Between the XX and XX the Entities received emails confirming their notice were accepted. This acceptance was conditional upon full payment of invoices attached to the emails.
The invoices were paid by the Entities on XX.
Relevant legislative provisions
Income Tax Assessment Act 1997 section 8-1
Reasons for decision
Deductibility of Losses or Outgoings
The general deduction provision, section 8-1 of the ITAA 1997 relevantly provides:
8-1(1) You can deduct from your assessable income any loss or outgoing to the extent that:
(a) ...
(b) it is necessarily incurred in carrying on a business for the purpose of gaining or producing your assessable income.
Meaning of 'incurred'
The word 'incurred' is not defined in the legislation.

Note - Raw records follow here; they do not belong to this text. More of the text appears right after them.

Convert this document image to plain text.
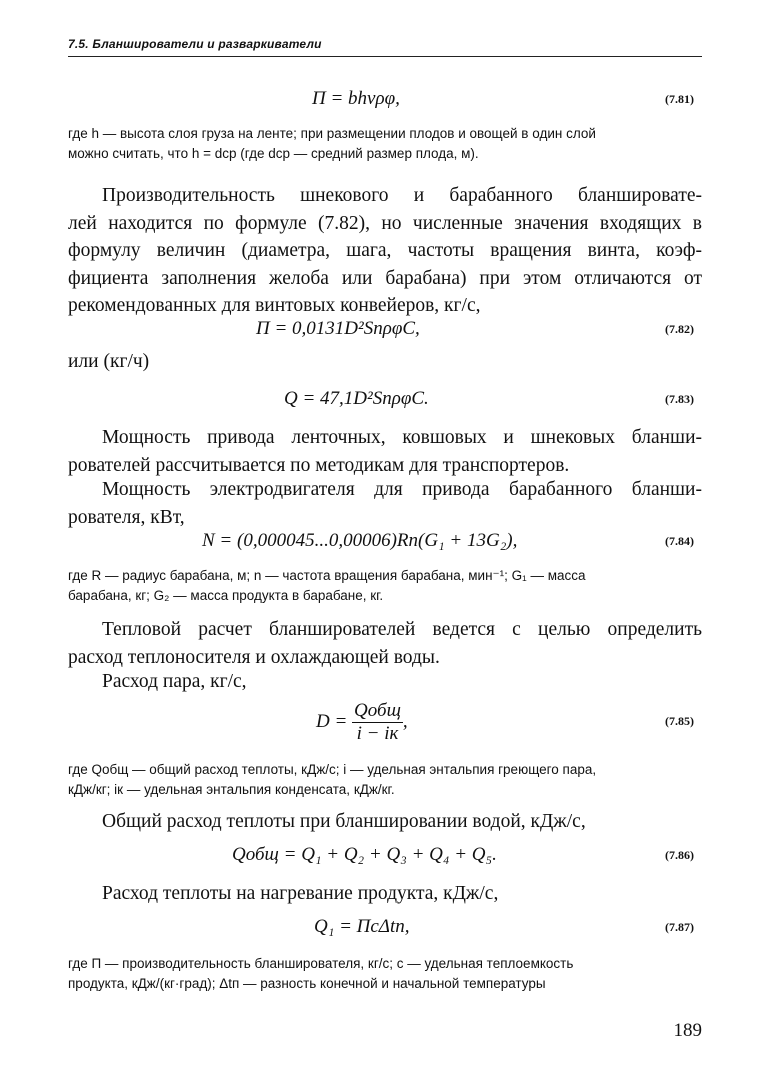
7.5. Бланширователи и разваркиватели
П = bhvρφ,	(7.81)
где h — высота слоя груза на ленте; при размещении плодов и овощей в один слой
можно считать, что h = dср (где dср — средний размер плода, м).
Производительность шнекового и барабанного бланшировате-
лей находится по формуле (7.82), но численные значения входящих в
формулу величин (диаметра, шага, частоты вращения винта, коэф-
фициента заполнения желоба или барабана) при этом отличаются от
рекомендованных для винтовых конвейеров, кг/с,
П = 0,0131D²SnρφC,	(7.82)
или (кг/ч)
Q = 47,1D²SnρφC.	(7.83)
Мощность привода ленточных, ковшовых и шнековых бланши-
рователей рассчитывается по методикам для транспортеров.
Мощность электродвигателя для привода барабанного бланши-
рователя, кВт,
N = (0,000045...0,00006)Rn(G₁ + 13G₂),	(7.84)
где R — радиус барабана, м; n — частота вращения барабана, мин⁻¹; G₁ — масса
барабана, кг; G₂ — масса продукта в барабане, кг.
Тепловой расчет бланширователей ведется с целью определить
расход теплоносителя и охлаждающей воды.
Расход пара, кг/с,
$D = \frac{\text{Qобщ}}{i - iк}$ ,	(7.85)
где Qобщ — общий расход теплоты, кДж/с; i — удельная энтальпия греющего пара,
кДж/кг; iк — удельная энтальпия конденсата, кДж/кг.
Общий расход теплоты при бланшировании водой, кДж/с,
Qобщ = Q₁ + Q₂ + Q₃ + Q₄ + Q₅.	(7.86)
Расход теплоты на нагревание продукта, кДж/с,
Q₁ = ПcΔtп,	(7.87)
где П — производительность бланширователя, кг/с; c — удельная теплоемкость
продукта, кДж/(кг·град); Δtп — разность конечной и начальной температуры
189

Taxation Ruling TR 97/7 Income Tax: section 8-1 - meaning of 'incurred' - timing of deductions sets out the Commissioner's view about the meaning of incurred which explains that you incur an expense when you have a presently existing liability to pay a pecuniary sum equal to that expense, or when payment of the expense is made in the absence of such a presently existing liability.
Paragraph 16 of TR 97/7 explains that:
16. A loss or outgoing may be incurred for the purposes of section 8-1 even though no money has actually been paid out. In W Nevill & Company Ltd v. FC of T (1937) 56 CLR 290 at 302 it was said:
'the word used is 'incurred' and not 'made' or 'paid'. The language lends colour to the suggestion that, if a liability to pay money as an outgoing comes into existence, [the section is satisfied] even though the liability has not been actually discharged at the relevant time ... it is only the incurring of the outgoing that must be actual; the section does not say in terms that there must be an actual outgoing - a payment out.'
(See also New Zealand Flax Investments Ltd v. FC of T (1938) 61 CLR 179 at 207 (New Zealand Flax); FC of T v. James Flood Pty Ltd (1953) 88 CLR 492 at 506 (James Flood); Nilsen Development Laboratories Pty Ltd & Ors v. FC of T (1981) 144 CLR 616 at 624 (Nilsen Development Laboratories); FC of T v. Firstenberg 76 ATC 4141 at 4148; (1976) 6 ATR 297 at 305.)
Subparagraph 6(d) of TR 97/7 provides that determining whether the taxpayer has a presently existing liability is a legal question in each case, having regard to the circumstances under which the liability is claimed or arises.
For a loss or outgoing to be incurred for the purposes of section 8-1 of the ITAA 1997, it must therefore be a liability in the sense of an existing obligation to pay an amount, rather than a probable future payment.
On 30 June 20XX, the Entities, did not have a presently existing obligation and were not completely subjected, or definitely committed to an existing liability for the payments.
Accordingly, the payments were not incurred in the income year ended 30 June 20XX.